A recent report5 has reminded us that depurination may not be significant in normal synthesis but it is still a problem in certain circumstances. Indeed, LeProust and collaborators have shown that depurination is the limiting factor in the ability to synthesize long oligos (up to 150mers) on Agilent’s DNA microarray synthesis platform – even using DCA as the detritylating reagent. The authors note that the difference between a flow-through synthesis on the porous, 3-dimensional surface of CPG (where the support surface area is large and the reagent volume is small) and the synthesis on the flat, non-porous surface of a silicon wafer (where the surface area is low and surrounded by a high volume reagent chamber) is profound. In this case, it was shown that the detritylation conditions were not a significant factor in the level of depurination, which was a little unexpected. Depurination had to be controlled by adjusting the fluidics of the flow cell and by quenching the detritylation solution with oxidizer solution.

For researchers trying to determine if their source of depurination is reagent, fluidics or protocol-based, we are happy to turn the clock back more than two decades and offer a depurination-resistant dA monomer. Based on projected pricing, this is unlikely ever to replace the regular Bz-dA monomer but we hope that dibutylformamidine-protected dA (dbf-dA-CE Phosphoramidite) (1) will prove useful in this basic research.

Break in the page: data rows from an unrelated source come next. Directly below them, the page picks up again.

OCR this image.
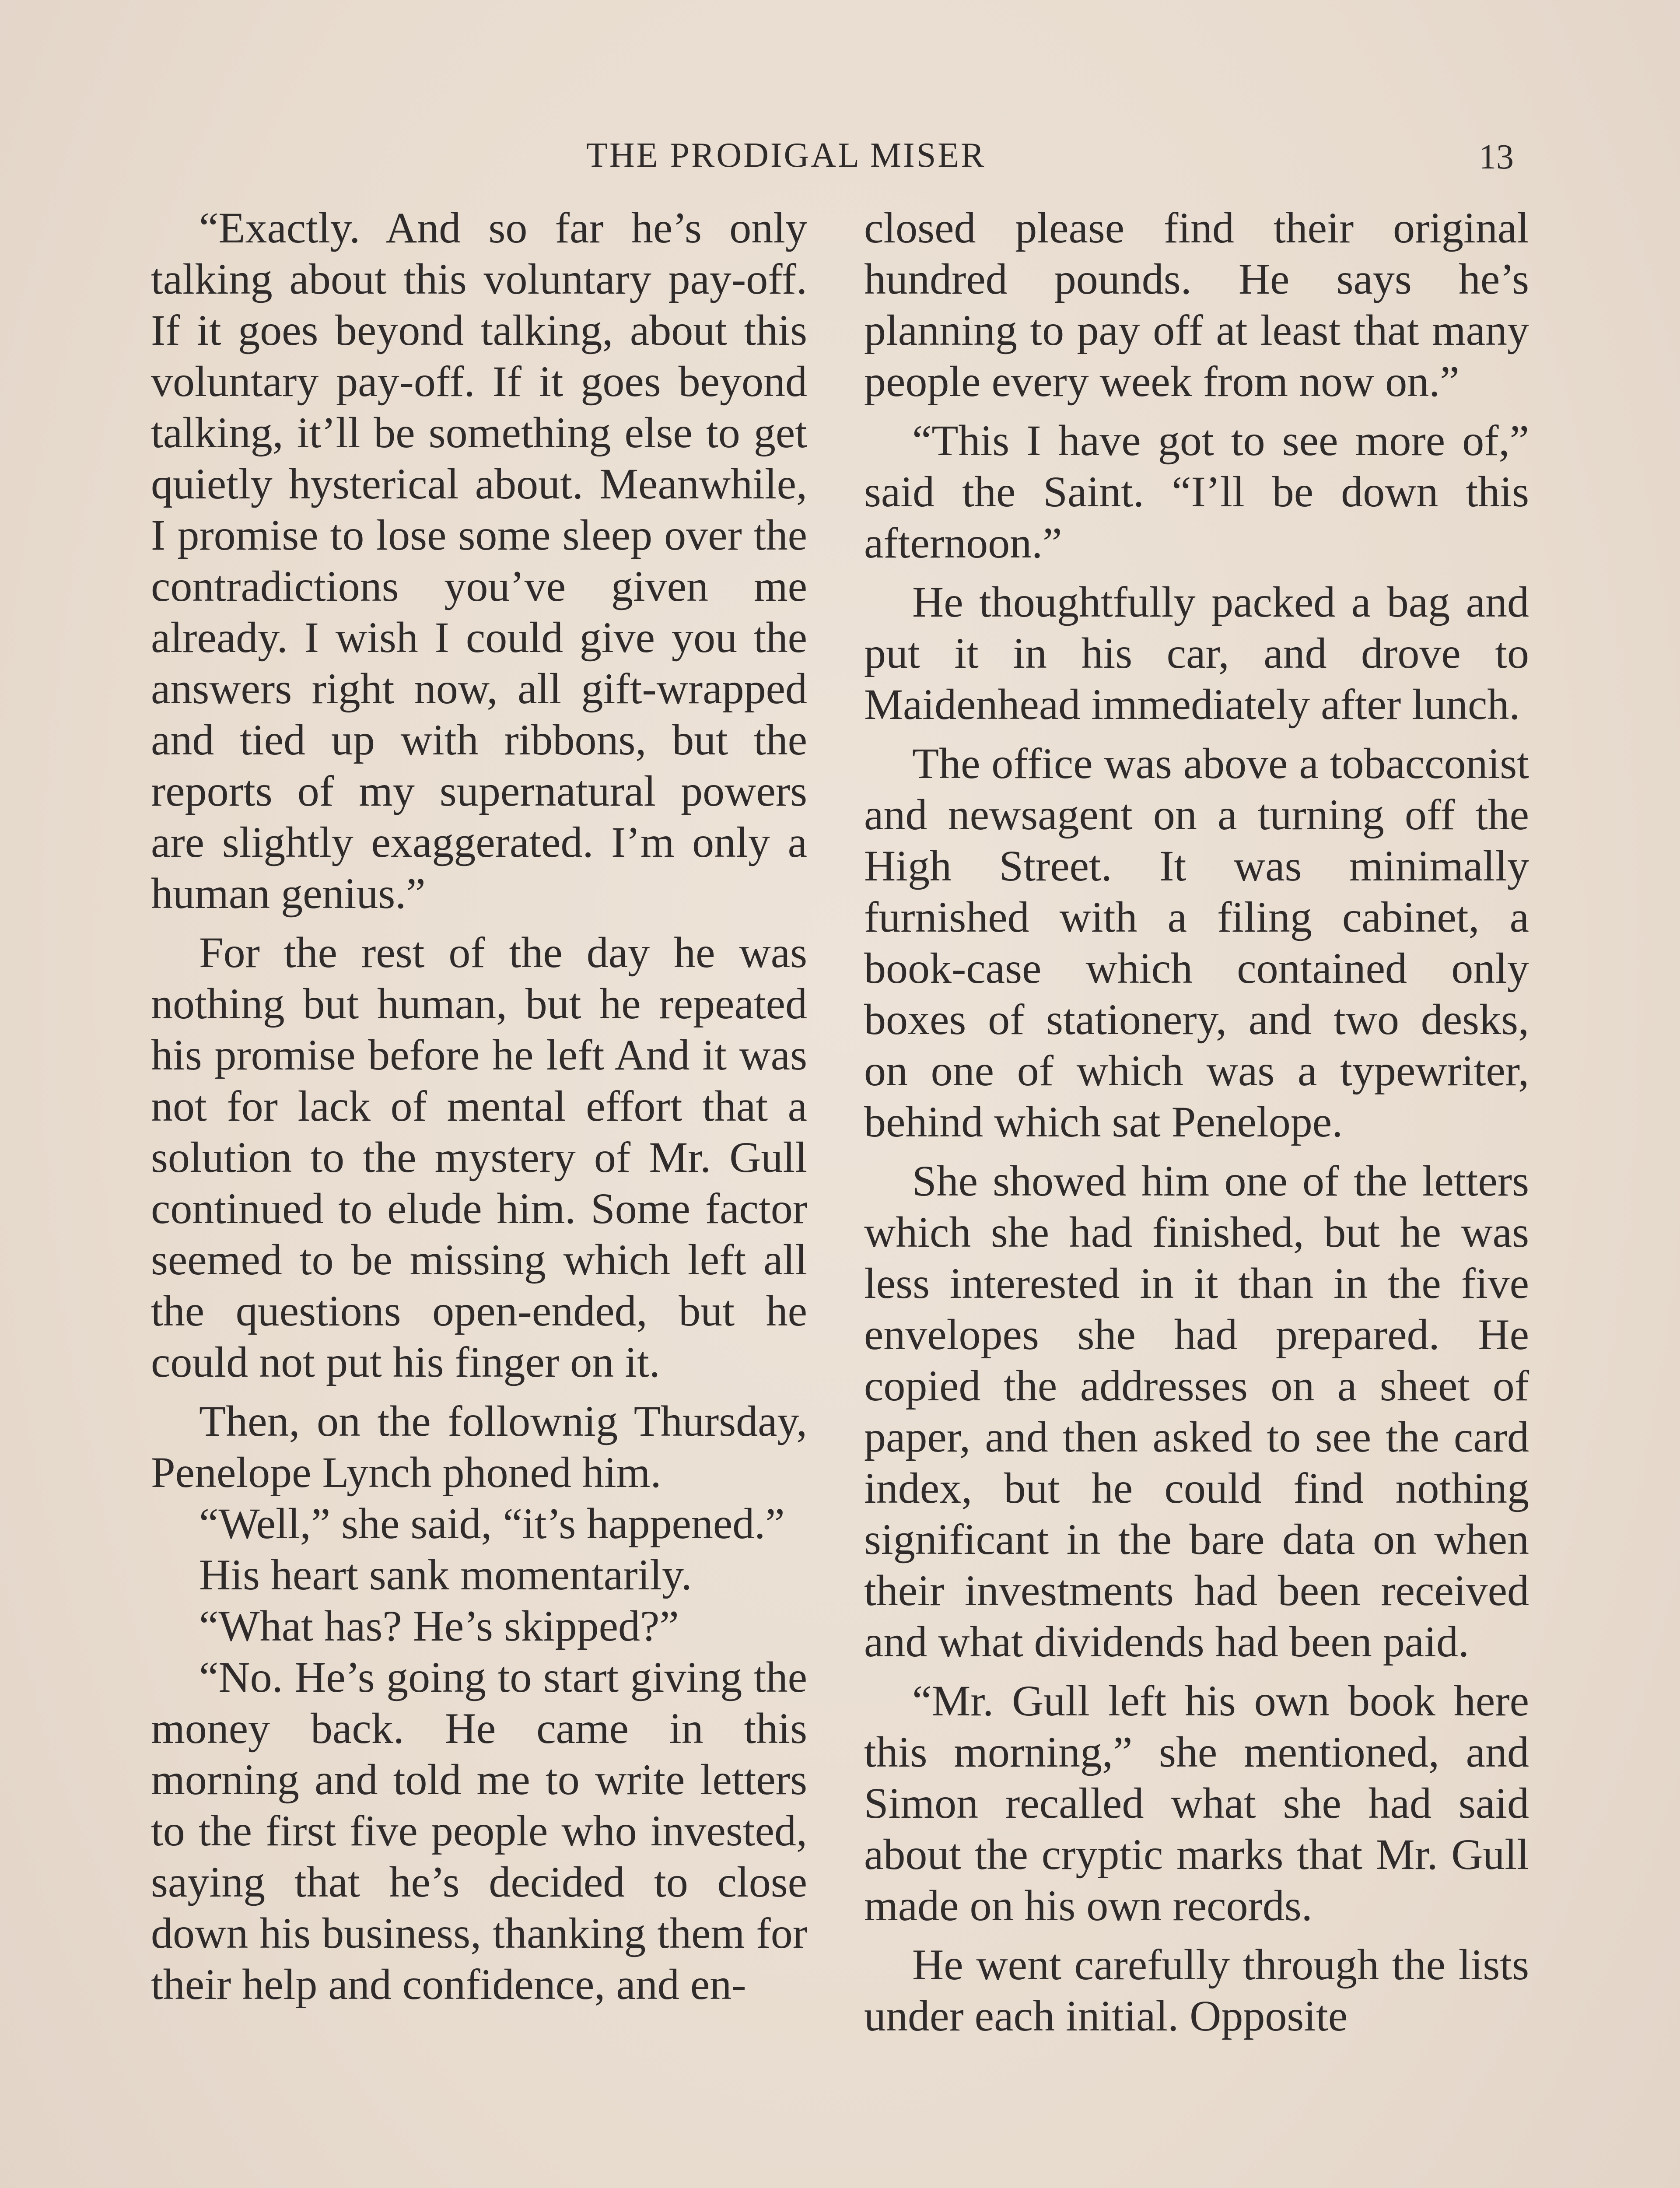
THE PRODIGAL MISER	13

“Exactly. And so far he’s only talking about this voluntary pay-off. If it goes beyond talking, about this voluntary pay-off. If it goes beyond talking, it’ll be something else to get quietly hysterical about. Meanwhile, I promise to lose some sleep over the contradictions you’ve given me already. I wish I could give you the answers right now, all gift-wrapped and tied up with ribbons, but the reports of my supernatural powers are slightly exaggerated. I’m only a human genius.”

For the rest of the day he was nothing but human, but he repeated his promise before he left And it was not for lack of mental effort that a solution to the mystery of Mr. Gull continued to elude him. Some factor seemed to be missing which left all the questions open-ended, but he could not put his finger on it.

Then, on the follownig Thursday, Penelope Lynch phoned him.

“Well,” she said, “it’s happened.”

His heart sank momentarily.

“What has? He’s skipped?”

“No. He’s going to start giving the money back. He came in this morning and told me to write letters to the first five people who invested, saying that he’s decided to close down his business, thanking them for their help and confidence, and en-

closed please find their original hundred pounds. He says he’s planning to pay off at least that many people every week from now on.”

“This I have got to see more of,” said the Saint. “I’ll be down this afternoon.”

He thoughtfully packed a bag and put it in his car, and drove to Maidenhead immediately after lunch.

The office was above a tobacconist and newsagent on a turning off the High Street. It was minimally furnished with a filing cabinet, a book-case which contained only boxes of stationery, and two desks, on one of which was a typewriter, behind which sat Penelope.

She showed him one of the letters which she had finished, but he was less interested in it than in the five envelopes she had prepared. He copied the addresses on a sheet of paper, and then asked to see the card index, but he could find nothing significant in the bare data on when their investments had been received and what dividends had been paid.

“Mr. Gull left his own book here this morning,” she mentioned, and Simon recalled what she had said about the cryptic marks that Mr. Gull made on his own records.

He went carefully through the lists under each initial. Opposite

Dbf-dA is compatible with UltraFast deprotection and is deprotected by ammonium hydroxide at 55 °C overnight.


1. B.C. Froehler, and M.D. Matteucci, Nucleic Acids Res, 1983, 11, 8031-6.

2. L.J. McBride, R. Kierzek, S.L. Beaucage, and M.H. Caruthers, J. Amer. Chem. Soc., 1986, 108, 2040.

3. Z. Tocik, L. Arnold, and J. Smrt, Nucleic Acids Res., 1987, 18, 193.

4. H. Vu, et al., Tetrahedron Lett., 1990, 31, 7269-7272.

5. E.M. LeProust, et al., Nucleic Acids Res., 2010, In Press.